Patrick glared at the card. “And always for your team.”

  “Are you impugning my integrity?” Gunther squared his narrow shoulders, centered his watch cap. Mick’s tongue stuck out from his chest.

  “I’m not playing this again.”

  “Fine.”

  “I’m not. I mean it this time.”

  “Fine. Think of something better. I’m sick of always making the plan, then you blame me for it.” Gunther swept the cards, dice, and spinner under his bed and threw himself back onto his carpet, his hands under his head.

  Like an old married couple, they’d had this argument countless times. Patrick knew his next line. He could have typed up the whole transcript and printed it out, had they computers and printers in Peterson’s Prairie, Minnesota, 1978.

  Gunther rolled over to his secondhand record player and placed the needle back on The Dark Side of the Moon, an album he was nearly wearing out.

  Pink Floyd summed up Gunther neatly: anglophilic, like no other teenage boy in Peterson’s Prairie, and angry, like all of them. Patrick was angry, too. At Gunther, for being right. His dime store psychoanalysis at the Full Moon had gotten under Patrick’s skin—he was alarmingly passive, a failure in both the Honor Society sense and the born-to-be-wild sense. What had he accomplished in his sixteen years? He was a minnow even in the tiny pond of Peterson’s Prairie, achieving neither fame nor notoriety. Gunther was weird, true, but Gunther was Gunther. Who was he? His father’s son, that’s who. His father’s son.

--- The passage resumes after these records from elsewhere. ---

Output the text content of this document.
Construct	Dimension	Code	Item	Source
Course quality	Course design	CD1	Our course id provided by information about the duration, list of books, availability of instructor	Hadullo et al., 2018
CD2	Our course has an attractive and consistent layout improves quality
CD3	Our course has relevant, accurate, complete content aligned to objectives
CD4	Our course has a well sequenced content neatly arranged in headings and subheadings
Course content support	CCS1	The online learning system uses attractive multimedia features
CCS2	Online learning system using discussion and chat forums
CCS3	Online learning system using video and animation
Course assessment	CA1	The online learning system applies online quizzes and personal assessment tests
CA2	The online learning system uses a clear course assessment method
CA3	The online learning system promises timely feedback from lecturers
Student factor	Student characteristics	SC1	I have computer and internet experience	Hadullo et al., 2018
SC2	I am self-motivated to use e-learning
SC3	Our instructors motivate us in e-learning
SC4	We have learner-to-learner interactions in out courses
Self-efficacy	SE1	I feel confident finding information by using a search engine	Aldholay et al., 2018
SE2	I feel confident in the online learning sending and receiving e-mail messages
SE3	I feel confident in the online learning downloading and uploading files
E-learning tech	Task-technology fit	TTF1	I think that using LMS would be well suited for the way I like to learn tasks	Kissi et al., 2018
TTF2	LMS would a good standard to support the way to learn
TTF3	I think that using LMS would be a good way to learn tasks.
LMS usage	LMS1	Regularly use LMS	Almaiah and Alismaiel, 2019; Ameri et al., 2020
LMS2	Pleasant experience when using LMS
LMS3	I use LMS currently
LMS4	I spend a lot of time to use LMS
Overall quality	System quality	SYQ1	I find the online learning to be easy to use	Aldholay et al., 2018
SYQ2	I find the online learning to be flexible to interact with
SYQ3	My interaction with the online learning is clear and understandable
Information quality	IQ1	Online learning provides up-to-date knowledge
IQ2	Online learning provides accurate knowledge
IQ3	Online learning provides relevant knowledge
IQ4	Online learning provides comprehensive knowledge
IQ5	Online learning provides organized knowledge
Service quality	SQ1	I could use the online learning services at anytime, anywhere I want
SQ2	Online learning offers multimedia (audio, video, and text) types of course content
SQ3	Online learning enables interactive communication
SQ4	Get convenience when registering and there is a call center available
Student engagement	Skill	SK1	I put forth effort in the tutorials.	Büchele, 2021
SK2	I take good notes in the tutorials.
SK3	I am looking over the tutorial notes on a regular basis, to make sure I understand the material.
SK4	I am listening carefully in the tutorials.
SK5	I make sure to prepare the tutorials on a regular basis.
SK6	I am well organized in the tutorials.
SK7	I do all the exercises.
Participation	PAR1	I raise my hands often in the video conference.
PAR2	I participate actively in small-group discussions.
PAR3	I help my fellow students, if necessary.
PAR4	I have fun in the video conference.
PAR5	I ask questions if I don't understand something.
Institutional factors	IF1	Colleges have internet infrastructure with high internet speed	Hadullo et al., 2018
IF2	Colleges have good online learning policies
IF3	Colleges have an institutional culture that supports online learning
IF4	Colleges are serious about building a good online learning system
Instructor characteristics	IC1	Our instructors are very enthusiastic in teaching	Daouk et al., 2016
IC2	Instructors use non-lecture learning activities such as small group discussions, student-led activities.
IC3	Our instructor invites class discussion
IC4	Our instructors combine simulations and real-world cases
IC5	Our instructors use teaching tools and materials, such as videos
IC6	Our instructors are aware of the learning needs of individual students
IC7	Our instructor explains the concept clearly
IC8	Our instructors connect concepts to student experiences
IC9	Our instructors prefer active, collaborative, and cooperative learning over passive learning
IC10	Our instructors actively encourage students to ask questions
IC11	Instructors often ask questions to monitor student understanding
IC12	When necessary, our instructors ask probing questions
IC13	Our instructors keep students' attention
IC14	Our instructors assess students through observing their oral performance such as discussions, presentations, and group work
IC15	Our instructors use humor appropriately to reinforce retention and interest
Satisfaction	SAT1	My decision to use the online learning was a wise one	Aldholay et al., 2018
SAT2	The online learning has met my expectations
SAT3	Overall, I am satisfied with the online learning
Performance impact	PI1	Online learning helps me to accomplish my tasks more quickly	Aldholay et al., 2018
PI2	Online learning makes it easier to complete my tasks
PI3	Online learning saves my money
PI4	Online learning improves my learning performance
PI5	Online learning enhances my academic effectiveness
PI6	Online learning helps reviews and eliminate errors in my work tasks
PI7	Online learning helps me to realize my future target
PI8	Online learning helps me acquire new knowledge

  Pink Floyd slipped into “Time,” their clocks chiming, pulsing. Tock, tock, tock. And as Patrick stared at his best friend’s dirty left foot flexing to the metronomic beat, it came to him.

  “Gunther,” he said, “I have a plan.”

  Gunther practically skipped down Main Street ahead of Patrick, nearly knocking over Mrs. Johansson, her arms full of groceries. He’d never looked more delighted or amazed. He was always the one with the propositions. Patrick’s role was to approve or veto: yes to shooting hoops on the backboard behind Hendrickson’s Best; no to shooting squirrels behind the Methodist church; yes to testing bottle rockets in Patrick’s backyard; no to testing Newton’s Laws of Motion at the abandoned gravel quarry off Rural Route 17.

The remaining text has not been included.